Many a Devonshire Courtenay sat as Knight of the Shire for his native County; others of the family filled the office of Sheriff; and thus for 340 years this branch of the house did its duty punctually and well, earning fresh honours and new titles in the place of those which lay in abeyance.

On the death of Edward, eighth Earl, in 1556, at Padua, the Courtenays of Powderham were represented by Sir William Courtenay, who died at the siege of St. Quintin, a few months after the decease of his noble kinsman, his son and successor, also called William, being but four years old at the time.

It may be that the tidings of the death of the head of the house were long in travelling from Italy to distant Devonshire. It may be that none of the living members of the family were cognizant of the facts of the case; but whatever the reasons, for 260 years the Earldom of Devon was regarded as lapsed, and no successor claimed its honour and dignity, though some indications may, indeed, be found, both in written records and the behaviour of individuals, of a belief that the title, though latent, was not extinct.

Gibbon, who himself has conferred a great and undying honour on the family by devoting, in his monumental work, a whole chapter to the history of the Courtenays, uses this significant expression: “His personal honours as if they had been legally extinct”; and in 1660, when Charles II. offered the dignity of a Baronetcy to the then Sir William Courtenay, it was, as Cleveland relates, refused, “he not affecting that title because he thought greater of right belonged to him.
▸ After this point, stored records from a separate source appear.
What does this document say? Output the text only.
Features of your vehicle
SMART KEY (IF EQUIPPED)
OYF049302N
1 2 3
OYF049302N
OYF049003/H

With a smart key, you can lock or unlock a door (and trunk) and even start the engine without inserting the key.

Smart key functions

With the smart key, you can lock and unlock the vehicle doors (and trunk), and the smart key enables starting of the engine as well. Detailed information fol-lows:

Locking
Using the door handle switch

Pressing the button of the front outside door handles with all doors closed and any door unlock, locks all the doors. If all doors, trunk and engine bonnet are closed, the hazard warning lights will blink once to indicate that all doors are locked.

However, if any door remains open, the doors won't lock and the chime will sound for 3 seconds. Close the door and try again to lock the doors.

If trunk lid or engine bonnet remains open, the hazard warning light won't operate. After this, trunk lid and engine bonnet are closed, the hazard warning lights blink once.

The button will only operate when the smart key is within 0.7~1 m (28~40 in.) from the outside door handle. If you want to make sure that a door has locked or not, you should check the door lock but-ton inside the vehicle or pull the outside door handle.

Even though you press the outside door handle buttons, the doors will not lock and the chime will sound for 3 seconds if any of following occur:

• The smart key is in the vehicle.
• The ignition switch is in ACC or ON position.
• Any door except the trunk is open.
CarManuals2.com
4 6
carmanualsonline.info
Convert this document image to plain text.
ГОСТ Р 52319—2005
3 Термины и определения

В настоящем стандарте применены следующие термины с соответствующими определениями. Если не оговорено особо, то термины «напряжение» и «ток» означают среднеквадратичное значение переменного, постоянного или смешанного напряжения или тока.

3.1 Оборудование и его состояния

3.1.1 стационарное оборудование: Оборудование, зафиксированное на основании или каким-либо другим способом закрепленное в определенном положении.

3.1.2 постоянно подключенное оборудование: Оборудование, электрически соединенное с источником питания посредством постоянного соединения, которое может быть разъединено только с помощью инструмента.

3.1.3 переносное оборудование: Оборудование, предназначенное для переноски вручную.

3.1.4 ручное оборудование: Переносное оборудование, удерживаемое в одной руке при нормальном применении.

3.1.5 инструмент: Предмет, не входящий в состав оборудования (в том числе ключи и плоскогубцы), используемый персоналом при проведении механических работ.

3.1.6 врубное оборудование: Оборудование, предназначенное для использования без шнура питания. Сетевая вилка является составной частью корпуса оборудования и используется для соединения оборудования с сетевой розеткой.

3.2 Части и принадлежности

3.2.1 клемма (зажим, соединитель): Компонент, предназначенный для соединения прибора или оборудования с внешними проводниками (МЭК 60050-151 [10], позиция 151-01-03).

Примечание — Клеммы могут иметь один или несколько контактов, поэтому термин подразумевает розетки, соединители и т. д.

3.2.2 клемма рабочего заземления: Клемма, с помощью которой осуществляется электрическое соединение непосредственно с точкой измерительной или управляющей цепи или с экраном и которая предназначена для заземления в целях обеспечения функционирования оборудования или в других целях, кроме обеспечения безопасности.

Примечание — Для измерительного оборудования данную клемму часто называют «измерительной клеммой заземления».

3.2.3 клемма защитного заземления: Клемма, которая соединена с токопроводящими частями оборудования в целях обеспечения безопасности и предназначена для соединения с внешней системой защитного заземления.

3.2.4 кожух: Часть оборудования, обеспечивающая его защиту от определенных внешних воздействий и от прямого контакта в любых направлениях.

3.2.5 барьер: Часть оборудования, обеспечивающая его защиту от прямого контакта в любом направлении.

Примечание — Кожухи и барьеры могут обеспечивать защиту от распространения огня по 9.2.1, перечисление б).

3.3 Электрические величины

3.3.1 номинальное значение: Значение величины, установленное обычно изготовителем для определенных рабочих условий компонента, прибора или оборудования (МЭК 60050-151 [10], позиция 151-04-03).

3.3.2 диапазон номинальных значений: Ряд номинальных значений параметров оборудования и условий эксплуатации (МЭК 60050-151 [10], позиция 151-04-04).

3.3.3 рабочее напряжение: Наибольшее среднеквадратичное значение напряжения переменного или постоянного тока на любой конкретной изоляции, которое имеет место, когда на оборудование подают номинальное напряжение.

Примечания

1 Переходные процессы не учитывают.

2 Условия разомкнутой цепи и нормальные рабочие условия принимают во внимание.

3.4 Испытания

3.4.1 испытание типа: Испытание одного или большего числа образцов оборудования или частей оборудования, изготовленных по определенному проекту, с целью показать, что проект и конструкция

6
Indeed, the patent of Baronetcy was never taken out, although his successors were always styled as such.”

It is possible, however, that this refusal may have been due to the natural irritation felt by the head of a great family at seeing his hereditary and ancestral honours conferred on others; for in 1602, James I. created Charles Blunt, Lord Mountjoy, Earl of Devonshire, and on his decease, six years later, gave the same title to William Cavendish, in whose line it remained until changed to a Dukedom.

In the reign of William III., an offer of an English Barony was made to the head of the Courtenays, and again refused; but in 1762, the many services of Sir William Courtenay, eighth of the name, merited a higher honour, and he, accepting a Peerage, took his seat in the House of Lords as Viscount Courtenay of Powderham Castle.

Only surviving his elevation some six months, he was succeeded by his son, who, marrying a lady of less exalted lineage than himself, became the parent of one son and thirteen daughters.

This only son and heir, the tenth in thirteen generations who successively bore the name of William, on the advice, it is said, of that distinguished lawyer, Mr. Pepys, afterwards Lord Chancellor and first Earl of Cottenham, in 1830 asserted, by petition to Parliament, his right to the ancient Earldom of Devon. The grounds of the claim were as follows: When, in the year 1553, Sir Edward Courtenay, son of Henry, Marquis of Exeter and Earl of Devonshire, attainted and executed by Henry VIII., after having suffered a long confinement in the Tower, obtained from Queen Mary his release, she annulled the attainder, and created him, by special patent, “to hold the title and dignity of Earl of Devon with the said honours and pre-eminence thereunto belonging, to the aforesaid Edward and his heir male for ever” (“prefato Edwardo et heredibus suis masculis imperpetuum”). And this phrase is again repeated later: “Do grant to the aforesaid now Earl that he and his heirs male may enjoy ... the same pre-eminence as any of the ancestors of the said Earl being heretofore Earl of Devon may have enjoyed.”

With great lucidity and deep knowledge of the subject, Mr. Pepys maintained that, whereas in the majority of patents it was usual to restrict the title to the recipient and his direct descendants (heirs male of his body), in this instance, as shown by the wording of the deed, the Sovereign deliberately intended to restore the Earldom to the heir male of Hugh, second Earl of Devon, which position was undoubtedly occupied by the claimant, William, Viscount Courtenay.

Certain cases were cited in support of this contention, especially the charter given by Richard II. creating William le Scrope Earl of Wiltshire, and special reference was made to a patent of Charles I. appointing Lewis Boyle Baron of Bandon Bridge, which contained a declaration explaining the express intention of words absolutely similar to those used in the deed concerning the Earldom of Devon. The claim was tried before the Committee of Privileges of the House of Lords, consisting of the Lord Chancellor (Lord Brougham) and Lord Wynford, who himself, as Sir W. Draper-Best, had lately been raised to the peerage, for the reason, as Greville, in his Memoirs, amusingly remarks, “that he is to assist the Chancellor in deciding Scotch causes of which he knows nothing whatever; as the Chancellor knows nothing either, the Scotch law is likely to be strangely administered.” The decision in this case which related to an English peerage, however, was eminently just, and the House resolved and adjudged: “That William, Viscount Courtenay, hath made out his claim to the title, honour, and dignity of Earl of Devon.”